Reviewing Merges & Databases
Contents
13. Reviewing Merges & Databases#
import pandas as pd
pd.merge?
a review problem
If weather_df
has a row for every date in the past 100 years, a column named date
and columns for the weather that day and birthdays_df
has a row for each member of the CS department with a column birthdate
and a second column name, how would you merge these two datasets to find out the weather on the day each person was born?
bday_weather = pd.merge(left= weather_df, right = birthdays_df,
left_on = 'date', right_on ='birthdate', how= 'inner')
13.1. Working with Databases#
Off the shelf, pandas cannot read databased by default. We’ll use the sqlite3
library.
import sqlite3
First, we set up a connection, that links the the notebook to the databse.
conn = sqlite3.connect('data/nba1819.db')
conn
<sqlite3.Connection at 0x7f2b569e85d0>
To use it, we add a cursor.
cursor = conn.cursor()
We can use execute to pass SQL queries through the cursor to the database.
cursor.execute('SELECT name FROM sqlite_master WHERE type="table"')
<sqlite3.Cursor at 0x7f2b56aa2570>
Then we use fetchall
to get the the results of the query.
cursor.fetchall()
[('teams',),
('conferences',),
('playerGameStats2018',),
('playerGameStats2019',),
('teamGameStats2018',),
('teamGameStats2019',),
('playerTeams2018',),
('playerTeams2019',),
('teamDailyRankings2018',),
('teamDailyRankings2019',),
('playerNames',)]
We can also pass queries to the database through pandas and then get it returned as a DataFrame.
pd.read_sql('SELECT PLAYER_ID, PLAYER_NAME FROM playerNames',conn).head(1)
PLAYER_ID | PLAYER_NAME | |
---|---|---|
0 | 202695 | Kawhi Leonard |
We can use *
to get all of the columns and LIMIT
to reduce the number of rows.
pd.read_sql('SELECT * FROM playerNames LIMIT 5',conn)
index | PLAYER_NAME | PLAYER_ID | |
---|---|---|---|
0 | 0 | Kawhi Leonard | 202695 |
1 | 1 | Pascal Siakam | 1627783 |
2 | 2 | Marc Gasol | 201188 |
3 | 3 | Danny Green | 201980 |
4 | 4 | Kyle Lowry | 200768 |
How can get all of the data from the teams table?

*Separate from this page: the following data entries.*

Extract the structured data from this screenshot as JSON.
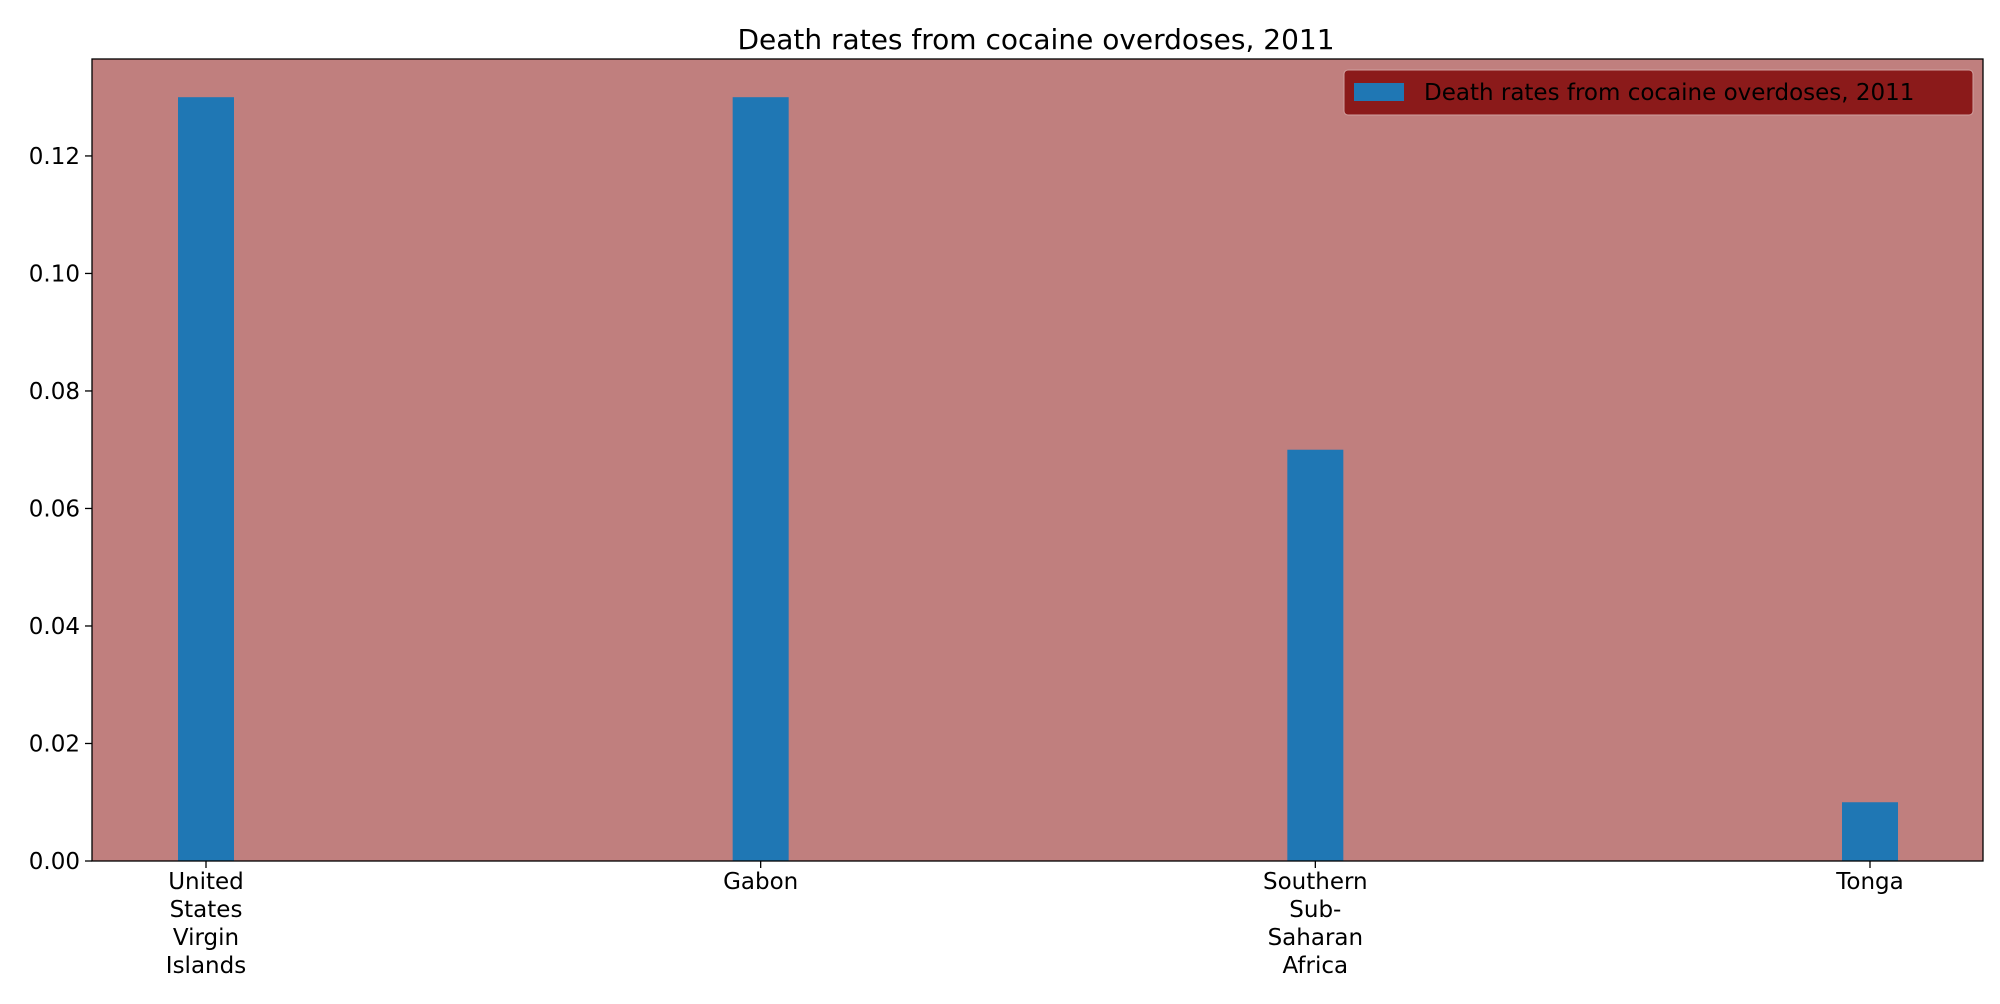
{
  "chart_data": {
    "type": "bar",
    "title": "Death rates from cocaine overdoses, 2011",
    "xlabel": "",
    "ylabel": "",
    "categories": [
      [
        "United",
        "States",
        "Virgin",
        "Islands"
      ],
      [
        "Gabon"
      ],
      [
        "Southern",
        "Sub-",
        "Saharan",
        "Africa"
      ],
      [
        "Tonga"
      ]
    ],
    "series": [
      {
        "name": "Death rates from cocaine overdoses, 2011",
        "values": [
          0.13,
          0.13,
          0.07,
          0.01
        ],
        "color": "#1f77b4"
      }
    ],
    "ylim": [
      0,
      0.1365
    ],
    "yticks": [
      "0.00",
      "0.02",
      "0.04",
      "0.06",
      "0.08",
      "0.10",
      "0.12"
    ],
    "grid": false,
    "legend_position": "top-right",
    "plot_background": "#c07f7e",
    "legend_background": "#8b1a1a"
  }
}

teams_df = pd.read_sql('SELECT * FROM teams',conn)
teams_df.head()
index | LEAGUE_ID | TEAM_ID | MIN_YEAR | MAX_YEAR | ABBREVIATION | NICKNAME | YEARFOUNDED | CITY | ARENA | ARENACAPACITY | OWNER | GENERALMANAGER | HEADCOACH | DLEAGUEAFFILIATION | |
---|---|---|---|---|---|---|---|---|---|---|---|---|---|---|---|
0 | 0 | 0 | 1610612737 | 1949 | 2019 | ATL | Hawks | 1949 | Atlanta | State Farm Arena | 18729.0 | Tony Ressler | Travis Schlenk | Lloyd Pierce | Erie Bayhawks |
1 | 1 | 0 | 1610612738 | 1946 | 2019 | BOS | Celtics | 1946 | Boston | TD Garden | 18624.0 | Wyc Grousbeck | Danny Ainge | Brad Stevens | Maine Red Claws |
2 | 2 | 0 | 1610612740 | 2002 | 2019 | NOP | Pelicans | 2002 | New Orleans | Smoothie King Center | NaN | Tom Benson | Trajan Langdon | Alvin Gentry | No Affiliate |
3 | 3 | 0 | 1610612741 | 1966 | 2019 | CHI | Bulls | 1966 | Chicago | United Center | 21711.0 | Jerry Reinsdorf | Gar Forman | Jim Boylen | Windy City Bulls |
4 | 4 | 0 | 1610612742 | 1980 | 2019 | DAL | Mavericks | 1980 | Dallas | American Airlines Center | 19200.0 | Mark Cuban | Donnie Nelson | Rick Carlisle | Texas Legends |
13.2. More practice#
For each of the following, think about what to query from the database and how to merge the tables after. Also, consider if these questions are all specific enough or require more decisions to be made.
How many players changed from the
East
conference to theWest
conference during the 2018 season?How many from the
East
conference to theWest
conference from the 2018 season to the 2019 season?Did teams that were founded earlier have better records in the 2018 season?
Think ahead
For a portfolio, you could ask questions like do events in a city impact if the home team wins later that week?